Supported and Supportive Families and Communities
Parents are children’s first and most influential teachers, playing a central role in the development of children’s brains, social-emotional skills and academic achievement. Beginning at birth, parents support their child’s learning by having nurturing conversations with their child, asking and answering questions, reading with their child, singing songs, and participating in shared experiences like meals together. Research from the fields of neuroscience, molecular biology, education, economics, and human development point to the critical importance of these early child-adult interactions as a primary vehicle for children’s brain development.
Conversely, frequent and reoccurring negative stress diminishes young children’s brain development. This is especially true of prolonged periods of stress caused by adverse childhood experiences, or ACEs. Examples of ACEs include domestic violence, loss of a parent, abuse, neglect, parental mental illness or substance abuse and poverty.
For parents and families in acute distress, or having difficulty getting basic needs met, community supports can play a key role in helping parents bring their best selves to nurturing their children.
Furthermore, it’s well documented that when parents are supported to be proactively engaged with their children’s caregivers and teachers in their children’s learning, children tend to do better academically and socially.
Most of the policy priorities mentioned in the previous two sections are in some way applicable to supporting parents to be present, positive and nurturing — from health and mental health care for their children and themselves, to having access to affordable, quality early learning settings that meet their families’ needs as they work to earn a living. Here we highlight a couple of priorities again for emphasis, and add two additional priorities.
- Invest in full-service community schools.
- Expand evidence-based initiatives that support family-educator engagement.
- Invest in voluntary evidence-based home visiting and other parenting support programs.
- Create incentives to expand team-based pediatric care models throughout underserved communities.
Early Care and Education Systems Governance
Primary responsibility for Tennessee’s early care and education landscape is shared across the Tennessee Department of Education (TDOE) and Tennessee Department of Human Services (TDHS), with additional oversight provided by the Tennessee Department of Intellectual and Developmental Disabilities (TDIDD) and the Tennessee Department of Health (TDOH). TDOE is primarily responsible for early care and education provided in or affiliated with public and private schools, while TDHS is primarily responsible for early care and education provided in licensed and regulated spaces, such as child care centers and family child care homes. TDOH and TDOE have separate and uncoordinated funding streams, separate quality standards and definitions, separate approaches and staff for licensing and approval, separate training and professional development for the early educator workforce, and separate administration. Further, data systems across those two departments, as well as the other departments providing services to young children and their families, are siloed and limited, preventing data-driven decision making.

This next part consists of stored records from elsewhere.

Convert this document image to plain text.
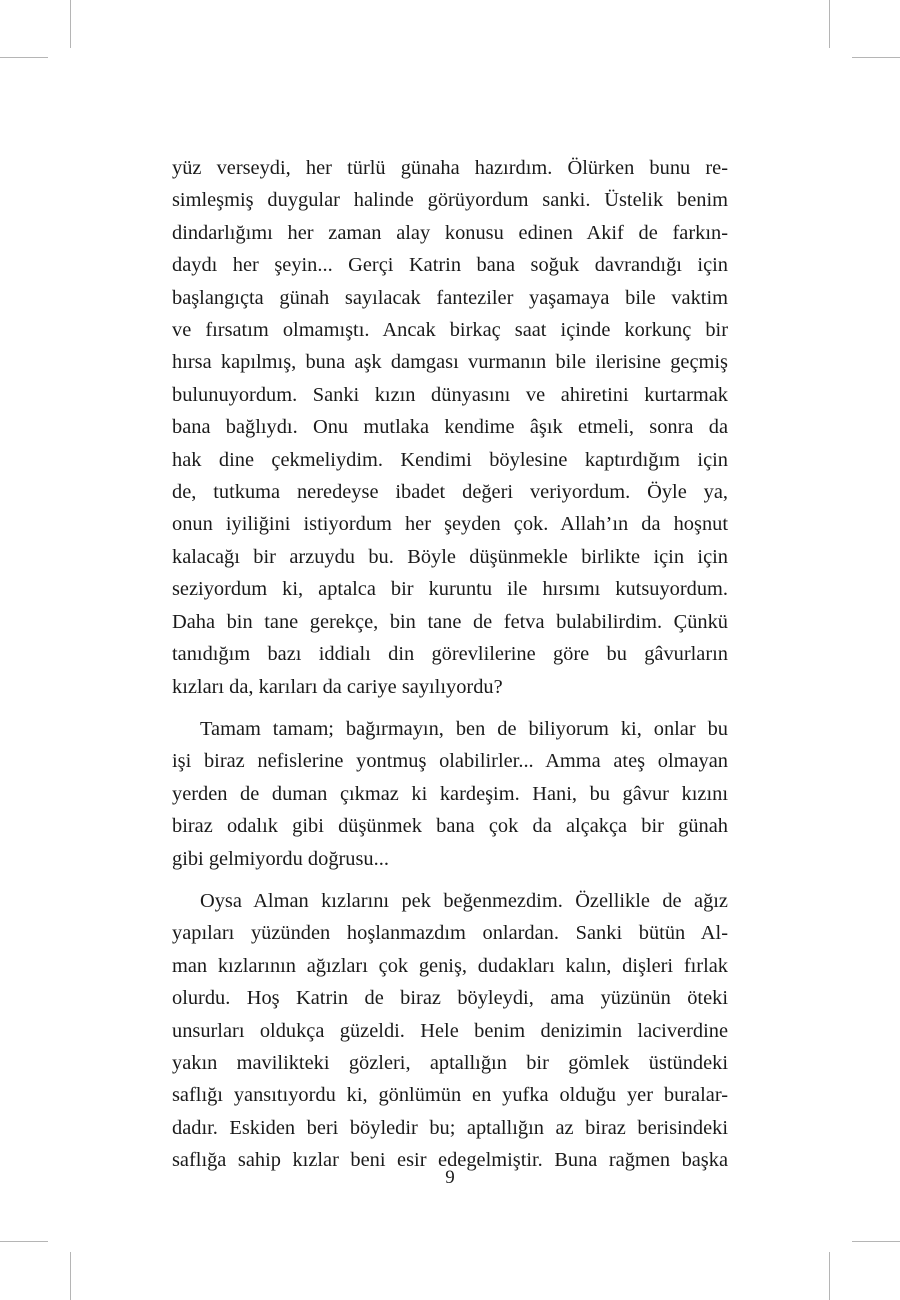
yüz verseydi, her türlü günaha hazırdım. Ölürken bunu re-
simleşmiş duygular halinde görüyordum sanki. Üstelik benim
dindarlığımı her zaman alay konusu edinen Akif de farkın-
daydı her şeyin... Gerçi Katrin bana soğuk davrandığı için
başlangıçta günah sayılacak fanteziler yaşamaya bile vaktim
ve fırsatım olmamıştı. Ancak birkaç saat içinde korkunç bir
hırsa kapılmış, buna aşk damgası vurmanın bile ilerisine geçmiş
bulunuyordum. Sanki kızın dünyasını ve ahiretini kurtarmak
bana bağlıydı. Onu mutlaka kendime âşık etmeli, sonra da
hak dine çekmeliydim. Kendimi böylesine kaptırdığım için
de, tutkuma neredeyse ibadet değeri veriyordum. Öyle ya,
onun iyiliğini istiyordum her şeyden çok. Allah’ın da hoşnut
kalacağı bir arzuydu bu. Böyle düşünmekle birlikte için için
seziyordum ki, aptalca bir kuruntu ile hırsımı kutsuyordum.
Daha bin tane gerekçe, bin tane de fetva bulabilirdim. Çünkü
tanıdığım bazı iddialı din görevlilerine göre bu gâvurların
kızları da, karıları da cariye sayılıyordu?
Tamam tamam; bağırmayın, ben de biliyorum ki, onlar bu
işi biraz nefislerine yontmuş olabilirler... Amma ateş olmayan
yerden de duman çıkmaz ki kardeşim. Hani, bu gâvur kızını
biraz odalık gibi düşünmek bana çok da alçakça bir günah
gibi gelmiyordu doğrusu...
Oysa Alman kızlarını pek beğenmezdim. Özellikle de ağız
yapıları yüzünden hoşlanmazdım onlardan. Sanki bütün Al-
man kızlarının ağızları çok geniş, dudakları kalın, dişleri fırlak
olurdu. Hoş Katrin de biraz böyleydi, ama yüzünün öteki
unsurları oldukça güzeldi. Hele benim denizimin laciverdine
yakın mavilikteki gözleri, aptallığın bir gömlek üstündeki
saflığı yansıtıyordu ki, gönlümün en yufka olduğu yer buralar-
dadır. Eskiden beri böyledir bu; aptallığın az biraz berisindeki
saflığa sahip kızlar beni esir edegelmiştir. Buna rağmen başka
9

This fragmented administration of early care and education services prevents Tennessee leaders from addressing problems of affordability, quality, and access to early care and education for Tennessee families.
- Establish primary accountability with a single department and leader responsible for streamlined early care and education.
- Establish an early childhood integrated data system (ECIDS) to ensure a strategic, data-driven approach to early childhood system governance.
Improving Early Education
TQEE is a coalition of business, law enforcement, faith, education, civic organizations and individuals in communities across Tennessee who are committed to advancing high-quality early care and education policies and practices.